Netflix ci ha abituato a condire i suoi prodotti di musica di livello, perché sa benissimo che la musica è un deus ex machina della storia. Spesso la asseconda, carica di atmosfera snodi di trama e li rende indimenticabili. La musica prende un sorriso, un bacio, una sfuriata amorosa e la porta a braccio fino a zone della nostra coscienza profondissime, le tiene lì in quell’utero caldo fino a quando quella stessa musica non decide di riportarla in superficie facendoci riprovare le medesime emozioni. Perché la musica è l’unico teletrasporto e l’unica macchina del tempo che esiste.
Così la colonna sonora di “13 Reasons Why” non è un semplice tappeto sonoro per riempire silenzi tra i dialoghi. Ogni canzone è una cornice ai messaggi di cui la serie è pregna e la scelta dei pezzi è funzionale alla storia. Ripensando agli snodi narrativi ci si ricorda il luogo in cui si svolgono, i personaggi al centro della vicenda, e la canzone che la accompagna.
Il racconto di Hannah è registrato in musicassette, e il protagonista Clay è costretto a recuperare un cimelio dei tempi andati per ascoltarle, un walkman (trovato per caso? Chissà). Questo uso di feticci dal passato è un chiaro messaggio, gli anni ’80 sono ancora qui. Il tema è attualissimo, il bullismo e gli spettri della comunicazione social sono al centro del racconto, ma il tutto è letto attraverso un filtro color neon che rende il tutto più epico, più immobile nel tempo. Ricordiamo alcune colonne sonore di successo dal sapore anni ’80, quella della serie di successo Netflix per eccellenza “Stranger Things” e la “Awesome Mix” di Guardiani Della Galassia, quella dell’episodio perla di Black Mirror “San Junipero”.
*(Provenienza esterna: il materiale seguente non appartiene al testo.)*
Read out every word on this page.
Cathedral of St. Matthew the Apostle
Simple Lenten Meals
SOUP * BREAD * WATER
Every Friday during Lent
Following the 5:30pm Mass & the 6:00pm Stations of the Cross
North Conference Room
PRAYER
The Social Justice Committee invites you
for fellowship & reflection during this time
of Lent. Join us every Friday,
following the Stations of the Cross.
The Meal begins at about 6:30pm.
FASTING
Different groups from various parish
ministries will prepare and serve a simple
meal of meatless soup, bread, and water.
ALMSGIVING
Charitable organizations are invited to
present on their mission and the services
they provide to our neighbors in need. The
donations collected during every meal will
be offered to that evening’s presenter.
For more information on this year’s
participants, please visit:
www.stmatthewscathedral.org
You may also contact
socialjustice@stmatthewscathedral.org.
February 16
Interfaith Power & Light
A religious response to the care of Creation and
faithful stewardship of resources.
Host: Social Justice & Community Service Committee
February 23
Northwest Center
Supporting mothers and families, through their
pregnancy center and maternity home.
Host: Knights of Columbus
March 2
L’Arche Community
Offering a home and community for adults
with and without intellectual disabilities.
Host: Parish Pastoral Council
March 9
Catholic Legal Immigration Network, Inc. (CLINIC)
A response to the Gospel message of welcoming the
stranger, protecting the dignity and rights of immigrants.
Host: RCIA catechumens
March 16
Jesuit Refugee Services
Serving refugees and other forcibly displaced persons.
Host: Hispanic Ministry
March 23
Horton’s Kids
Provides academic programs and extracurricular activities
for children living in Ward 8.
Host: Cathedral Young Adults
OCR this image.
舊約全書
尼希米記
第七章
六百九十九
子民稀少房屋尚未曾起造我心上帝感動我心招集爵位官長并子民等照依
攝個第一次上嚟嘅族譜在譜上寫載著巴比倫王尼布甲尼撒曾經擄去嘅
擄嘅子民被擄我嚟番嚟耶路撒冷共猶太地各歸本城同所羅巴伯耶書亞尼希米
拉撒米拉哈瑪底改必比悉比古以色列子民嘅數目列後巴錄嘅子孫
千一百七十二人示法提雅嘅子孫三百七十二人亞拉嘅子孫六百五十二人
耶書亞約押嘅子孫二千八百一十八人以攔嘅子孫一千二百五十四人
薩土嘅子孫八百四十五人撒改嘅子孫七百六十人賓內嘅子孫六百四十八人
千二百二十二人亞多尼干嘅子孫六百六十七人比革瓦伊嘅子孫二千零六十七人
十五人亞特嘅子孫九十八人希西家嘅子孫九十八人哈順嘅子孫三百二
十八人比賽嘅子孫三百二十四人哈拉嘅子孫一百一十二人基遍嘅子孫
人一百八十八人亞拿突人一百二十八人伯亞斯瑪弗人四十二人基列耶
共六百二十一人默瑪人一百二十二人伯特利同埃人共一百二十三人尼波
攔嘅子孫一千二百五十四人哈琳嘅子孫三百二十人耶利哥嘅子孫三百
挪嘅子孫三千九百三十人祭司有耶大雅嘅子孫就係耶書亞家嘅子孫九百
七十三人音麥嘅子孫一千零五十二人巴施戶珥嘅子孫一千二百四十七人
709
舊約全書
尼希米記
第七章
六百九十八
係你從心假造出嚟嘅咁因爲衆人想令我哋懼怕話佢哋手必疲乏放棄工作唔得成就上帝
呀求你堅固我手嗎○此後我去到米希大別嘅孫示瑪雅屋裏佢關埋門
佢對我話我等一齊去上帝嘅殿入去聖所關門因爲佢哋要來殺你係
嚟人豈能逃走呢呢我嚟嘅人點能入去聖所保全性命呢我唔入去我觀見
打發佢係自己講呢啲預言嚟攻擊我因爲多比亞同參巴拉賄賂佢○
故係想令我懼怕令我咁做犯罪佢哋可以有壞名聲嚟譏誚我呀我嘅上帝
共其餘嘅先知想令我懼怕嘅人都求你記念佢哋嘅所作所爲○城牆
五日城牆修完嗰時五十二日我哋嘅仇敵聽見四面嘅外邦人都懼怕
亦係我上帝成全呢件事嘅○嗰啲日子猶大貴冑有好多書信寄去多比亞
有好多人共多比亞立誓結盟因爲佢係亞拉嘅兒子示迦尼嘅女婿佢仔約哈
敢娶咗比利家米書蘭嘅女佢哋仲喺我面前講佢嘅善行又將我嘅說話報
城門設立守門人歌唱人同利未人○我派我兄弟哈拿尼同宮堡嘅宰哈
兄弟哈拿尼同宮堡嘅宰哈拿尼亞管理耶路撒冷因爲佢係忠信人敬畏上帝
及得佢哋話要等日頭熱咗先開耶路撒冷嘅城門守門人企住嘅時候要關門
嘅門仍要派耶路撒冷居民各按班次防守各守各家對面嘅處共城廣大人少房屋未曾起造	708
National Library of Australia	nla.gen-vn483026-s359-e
È inevitabile pensare al predecessore di tutte le storie di problematiche adolescenziali, “Donnie Darko” e non è certo un caso che ben due pezzi coincidono tra le due colonne sonore, l’immancabile “Love Will Tear Us Apart” dei Joy Division e “The Killing Moon” degli Echo And The Bunneyman qui in versione rivisitata elettronicamente dai Roman Remains.
Molte cover, tra cui quella degli Yazoo “Only You” da parte di Selena Gomez in veste non solo di performer ma anche di produttrice della colonna sonora (anche qui un testa coda anni ’80 / contemporaneità vertiginoso), la bellissima “Hey Hey, My My” di Neil Young, qui “Into The Black” dei Chromatics che segue il paradigma di successo ‘cover eterea’ di canzone famosa. Grandi successi degli anni ’80 nudi e crudi senza rivisitazioni come “Fascination Street” dei Cure, “The Stand” dei The Alarm e “The Walls Come Down” dei The Call.
“13 Reasons Why” è soprattutto una serie sui giovani di oggi, non dimentichiamolo, e l’indie rock è di certo un genere che non si può trascurare, e non lo fa nemmeno questa colonna sonora regalandoci la bellissima “The Night We Met” di Lord Huron, una ballata tra i The National e il materiale solista di Brian Fallon dei Gaslight Anthem.
La colonna sonora fa quello che fa la visione di “13 Reasons Why”, fa sanguinare e fa lacrimare in un turbine di bellezza che ci veste come un sudario. Una discesa in acque fredde e scure, che ha il sapore metallico di un dolce annegamento.